Where was I....oh yes, my parents came in to watch my kids...  Well, I was really hoping to have one of the younger technicians...maybe one that wasn't such a stickler with not revealing the gender of the baby or whatever.  I had an old one with Bryn and after the ultrasound was over, I asked if she could tell the gender of the baby and she said something like, "Oh, I didn't even check."  Seriously?  Wow, was that her first time? Anyways, I didn't care for her much, and when my "older" technician came to get me yesterday, I was like, "oh great...another one of these kind!" I walked into the little room and she said, "ok, I'll need you to pull down your pants."  I kind of looked at her funny, like...."what kind of ultrasound do you think I'm here for??"  I figured she meant to just unbutton my jeans like I had to in all my previous ultrasounds so they could tuck that white paper stuff in there.  So that's what I did, and she said, "No, no...all the way over your bum!"  What kind of power trip was this chick on?  (One of my brothers said I should have said, "you first!"  hahaa!)  Anyways, I grabbed the white paper stuff from her and carefully did so as to protect my privacy somewhat (and let it be known that she could have easily done the scan she did without me even so much as unbuttoning my pants probably!) and let her get started.  I figured I'd probably need to be very specific with this one, so I said right off the bat, "we'd really like to know the gender of the baby, so could you please check for that?"  Inevitably she said, "I'm not allowed to tell you the gender...yada yada"  I was like, "I know, but can you at least check and write it down so our Dr. can tell us?  She agreed.

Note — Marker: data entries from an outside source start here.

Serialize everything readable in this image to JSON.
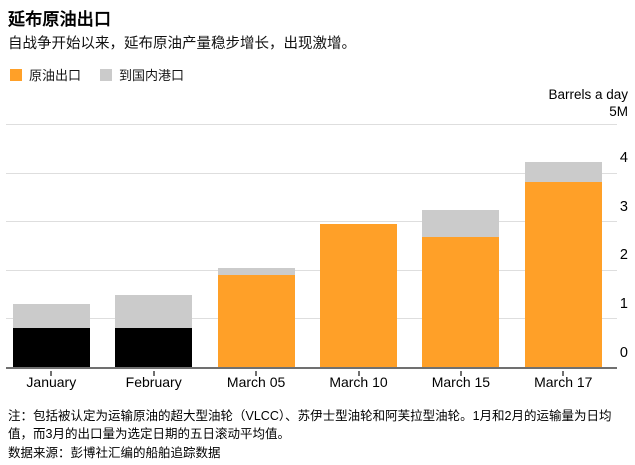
{
  "header": {
    "title": "延布原油出口",
    "subtitle": "自战争开始以来，延布原油产量稳步增长，出现激增。"
  },
  "legend": {
    "items": [
      {
        "id": "crude-exports",
        "label": "原油出口",
        "color": "#FFA028"
      },
      {
        "id": "domestic-ports",
        "label": "到国内港口",
        "color": "#CBCBCB"
      }
    ]
  },
  "y_axis": {
    "unit_label": "Barrels a day",
    "max_label": "5M",
    "ticks": [
      0,
      1,
      2,
      3,
      4
    ]
  },
  "chart_data": {
    "type": "bar",
    "stacked": true,
    "title": "延布原油出口",
    "ylabel": "Barrels a day",
    "ylim": [
      0,
      5
    ],
    "gridlines": [
      1,
      2,
      3,
      4,
      5
    ],
    "legend_position": "top-left",
    "categories": [
      "January",
      "February",
      "March 05",
      "March 10",
      "March 15",
      "March 17"
    ],
    "series": [
      {
        "name": "原油出口",
        "values": [
          0.8,
          0.81,
          1.9,
          2.95,
          2.67,
          3.81
        ],
        "bar_colors": [
          "#000000",
          "#000000",
          "#FFA028",
          "#FFA028",
          "#FFA028",
          "#FFA028"
        ]
      },
      {
        "name": "到国内港口",
        "values": [
          0.5,
          0.67,
          0.13,
          0.0,
          0.56,
          0.41
        ],
        "color": "#CBCBCB"
      }
    ]
  },
  "footnote": {
    "note": "注：包括被认定为运输原油的超大型油轮（VLCC）、苏伊士型油轮和阿芙拉型油轮。1月和2月的运输量为日均值，而3月的出口量为选定日期的五日滚动平均值。",
    "source": "数据来源：彭博社汇编的船舶追踪数据"
  },
  "colors": {
    "orange": "#FFA028",
    "gray": "#CBCBCB",
    "black": "#000000",
    "gridline": "#DEDEDE",
    "axis": "#707070",
    "text": "#000000"
  }
}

Well, after just a few min of scanning, she got up and said, "I'll be right back."  I immediately panicked because the only other time a technician has left, was my first scan with my oldest...she had to go get someone else to verify the heart defect.  So as soon as she left the room I sat up a little and looked at the screen.  At the bottom it said "BABY A".  My eyes widened wondering if that meant what I thought it meant!  She came back into the room a few seconds later and said, "Well, I can tell you that there are two babies in there!"  Woooohooo!!!  I couldn't believe it, but was super excited!  I think I asked her three times if she was which she replied, "I don't joke about stuff like that!"  So it's true, Though we don't believe it ourselves yet...still in shock I guess.  When the ultrasound was over I said, "I know you can't tell me, but were you able to determine the gender of both babies?"  She said she could and I said good, and then out of the blue she threw her hands in the air and said, "oh, it's a boy and a girl!"  I'm glad she told me...was pretty funny though cause she set herself out to be a by-the-book technician but then just blurted it out.  Still makes me chuckle.